今日は、私がいま一番ハマっているクラシックの曲を紹介したいと思います。と言っても、一般的な「クラシック音楽」とは時代もイメージも違う曲なんですけどね。
それは、ニコライ・カプースチン作曲の『8つの演奏会用エチュード(作品40)』です。まずは下の動画をどうぞ! 全8曲から成る作品の1曲目、Prelude です。
カプースチンはあまり知名度の高い作曲家ではないですが、最近かなりいろいろなピアニストが演奏していて、この動画で演奏しているは有名な辻井伸行です。
いやあ、何度聴いてもかっこいいわぁ!(笑)
こんな感じで、カプースチンのピアノ曲の大きな特徴は、ジャズ的な和音や旋律をクラシックに取り入れていることなんですね。
ガーシュウィンやラヴェルといった作曲家もジャズの要素を取り入れてますが、それより後の世代であるカプースチンの曲は やはりもっとずっと現代的で、クラシックを聴かない人にも通じる魅力があると思います。
華麗な旋律が高速で繰り出されるこの快感・・・これはジャズというより、むしろテクノやトランスなどの電子音楽の快感に近い気がします。ゲーム音楽やアニメの曲が好きな人にも、けっこうヒットするんじゃないかな。

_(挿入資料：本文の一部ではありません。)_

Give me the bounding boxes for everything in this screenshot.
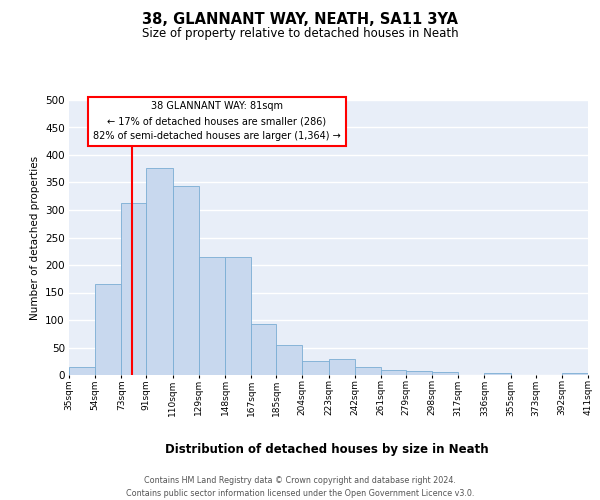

もう1つ、3曲目の Toccatina の動画も紹介しますね。
さて、作曲者のカプースチンはどんな人なのでしょうか?
彼は1937年にウクライナで生まれた人です。まだ国としてはソビエト連邦と言われていた頃ですね。
音楽に才能を示したカプースチンはモスクワ音楽院へ進学。そこでピアノを本格的に学ぶなかでジャズと出会い、強い関心を持つようになります。
彼が音楽院に在籍した1950年代後半~60年代初頭といえば、ソ連がアメリカやヨーロッパと激しく対立する「冷戦」時代の真っただ中。そんな時期に、仮想敵国であるアメリカ生まれのジャズに惹かれるなんて、不思議な運命の巡りあわせだな~と思います。
その後カプースチンは多数のピアノ関連の作品を多数作りながら、自らもピアニストとして自作自演の録音を残してきました。2010年代に入っても作品を発表していて、いまなおご存命だそうです。
この『8つの演奏会用エチュード』の録音はいくつか出てますが、私の持っているのはこのCDです。
作曲者であるカプースチン自らの演奏で、彼の意図がもっとも忠実に反映された録音だと思われます↓
『カプースチン:8つの演奏会用エチュード』
演奏 : ニコライ・カプースチン (pf)
レーベル: オクタヴィア・レコード
リリース: 2014年11月17日
ついつい弾き手が技術の高さを見せびらかしたくなりそうな曲ですが、カプースチンは過剰なアピールはせず、ある意味淡々とした演奏を繰り広げています。しかしそのことが逆に楽曲が持つメカニカルな魅力を際立たせていて、スリリングな演奏になっていると思います。